Une attitude positive
Au programme: «commérage positif» adressé à ses collègues, listes élaborées par groupe de tout ce qui fonctionne chez Mifroma, et des idées pour améliorer le quotidien de l’entreprise, comme organiser un apéritif, organiser des sorties d’équipe ou écrire une charte avec les règles que l’on voudrait voir respectées.
La «positive attitude» de l’intervention a convaincu Kevin Bosson, 25 ans, opérateur sur machine. «Nous n’avons pas souvent l’opportunité de dire ce qui va. Nous avons tendance à oublier les choses positives.»
Si en France, la pénibilité au travail est définie par le Code du travail, en Suisse, il n’en est rien
Le quotidien de Kevin Bosson, c’est beaucoup de collaboration avec ses collèges, «d’où l’ importance de rester positif», et des tâches physiques: «Je porte environ 10 à 15 kilos de fromage plusieurs centaines de fois par jour.» Mais pour le jeune homme, son métier ne nécessite pas une attention particulière: «Dans un bureau, le problème sera plutôt de devoir rester assis et de ne pas pouvoir bouger. C’est une question d’état d’esprit, j’essaie de prendre ces difficultés comme un défi.»

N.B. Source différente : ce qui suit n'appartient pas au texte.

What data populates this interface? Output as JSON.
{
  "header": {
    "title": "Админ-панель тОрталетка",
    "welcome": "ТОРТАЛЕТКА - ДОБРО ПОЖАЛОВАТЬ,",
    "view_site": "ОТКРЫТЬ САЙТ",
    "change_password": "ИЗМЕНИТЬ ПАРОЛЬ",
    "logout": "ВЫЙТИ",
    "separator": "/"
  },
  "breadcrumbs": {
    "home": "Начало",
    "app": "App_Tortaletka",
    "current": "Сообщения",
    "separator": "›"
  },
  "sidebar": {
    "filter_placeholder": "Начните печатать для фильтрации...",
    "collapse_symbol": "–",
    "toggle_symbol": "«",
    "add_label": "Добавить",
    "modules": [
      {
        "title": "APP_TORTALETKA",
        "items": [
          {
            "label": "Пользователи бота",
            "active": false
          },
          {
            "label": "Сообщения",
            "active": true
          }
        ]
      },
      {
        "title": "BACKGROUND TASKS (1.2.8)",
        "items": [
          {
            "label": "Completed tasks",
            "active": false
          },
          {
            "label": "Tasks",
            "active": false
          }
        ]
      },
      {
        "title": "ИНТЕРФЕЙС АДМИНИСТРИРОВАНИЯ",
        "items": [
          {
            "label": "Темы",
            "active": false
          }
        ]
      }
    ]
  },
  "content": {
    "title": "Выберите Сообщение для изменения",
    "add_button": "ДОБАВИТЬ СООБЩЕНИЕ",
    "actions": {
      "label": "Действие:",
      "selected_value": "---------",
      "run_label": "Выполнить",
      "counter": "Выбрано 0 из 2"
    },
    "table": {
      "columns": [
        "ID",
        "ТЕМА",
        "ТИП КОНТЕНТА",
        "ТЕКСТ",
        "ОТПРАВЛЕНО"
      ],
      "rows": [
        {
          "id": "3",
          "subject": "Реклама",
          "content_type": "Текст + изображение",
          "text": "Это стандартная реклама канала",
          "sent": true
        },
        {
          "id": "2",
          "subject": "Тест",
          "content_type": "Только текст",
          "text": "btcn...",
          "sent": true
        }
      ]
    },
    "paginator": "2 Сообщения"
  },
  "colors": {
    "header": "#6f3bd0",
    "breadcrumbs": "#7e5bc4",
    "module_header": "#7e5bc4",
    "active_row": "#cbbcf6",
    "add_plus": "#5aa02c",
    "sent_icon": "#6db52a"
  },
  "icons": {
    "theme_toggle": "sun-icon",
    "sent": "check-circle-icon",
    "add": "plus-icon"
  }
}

L’atelier aborde aussi la question du sens donné au travail: Simon Delachaux souligne l’importance, pour les collaborateurs, de pouvoir voir les produits finis, les fromages, en magasin. Mais les formateurs insistent surtout sur l’importance du relationnel: «L’entraide qui peut exister entre vous, c’est une donnée qui vient de l’équipe, pas de la direction, détaille Florian Amstutz. Vous créez l’ambiance.» Vincent Jaquier, 50 ans, qui travaille dans l’approvisionnement, réagit: «Pour moi, se serrer la main en arrivant tous les jours, c’est tellement important, même si ça n’a l’air de rien.»
Mais mettre en lumière le positif uniquement, n’est-ce pas occulter les vrais problèmes? «Evidemment qu’il faut, à la base, que l’entreprise respecte ses employés, sinon ça ne va pas fonctionner, répond Simon Delachaux. Mais on dit toujours ce qui ne va pas; ici, on montre l’autre extrême. Nous partons plutôt de ce qui fonctionne, pour changer la dynamique de journée.»
Et si les intervenants insistent tant sur le relationnel, c’est qu’il leur paraît primordial dans ces postes, argumente Florian Amstutz: «Les valeurs humaines, qui passent notamment par une poignée de main et une bonne entente, sont encore plus importantes qu’ailleurs.»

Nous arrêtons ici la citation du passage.